FBR cut an earlier forecast, which indicated Canadian gas exports would decrease by about 0.08 Bcf/d this year. FBR energy analyst Amir Arif said the lower forecast is a result of reduced drilling and increasing oilsands consumption as existing projects ramp up and new projects come on line.

Arif's forecast follows recent reports by the NEB, which reported Canadian gas exports to the United States have declined and appear to be on a downward trend (see Daily GPI, Jan. 29; Jan. 5). Canadian energy analysts at Peters & Co. and FirstEnergy Capital Corp. also noted in December that gas exports to the United States could fall this year by as much as 1 Bcf/d, or about 10%, because of less production and more consumption (see Daily GPI, Dec. 22, 2006).

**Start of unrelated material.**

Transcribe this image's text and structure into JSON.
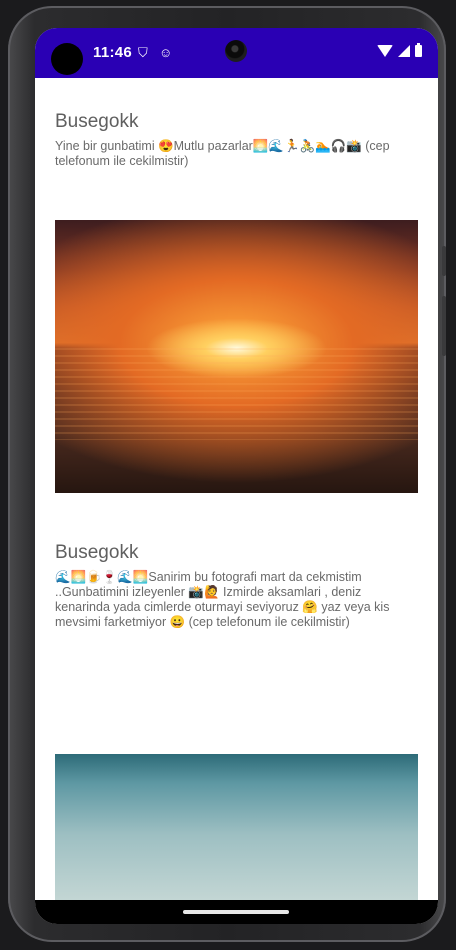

"Drilling and completion activity is expected to drop 10-15% in 2007 as a result of higher drilling costs, lower crew productivity, lower and more volatile commodity prices and widening AECO-Henry Hub differentials," Arif noted. Last year, FBR estimated 2006 Canadian gas exports declined 0.4 Bcf/d, with 0.1 Bcf/d lost to increased oilsands consumption. FBR said 2006 well completions totaled 15,362, flat compared with 15,355 completions in 2005.

"However, gas completion activity dropped significantly in 4Q2006, falling approximately 8% from the previous year's level," Arif wrote. "The decreased gas well completion activity was mostly due to fewer shallow gas wells being drilled. The 4Q2006 reduced completion activity will be felt in the next few months."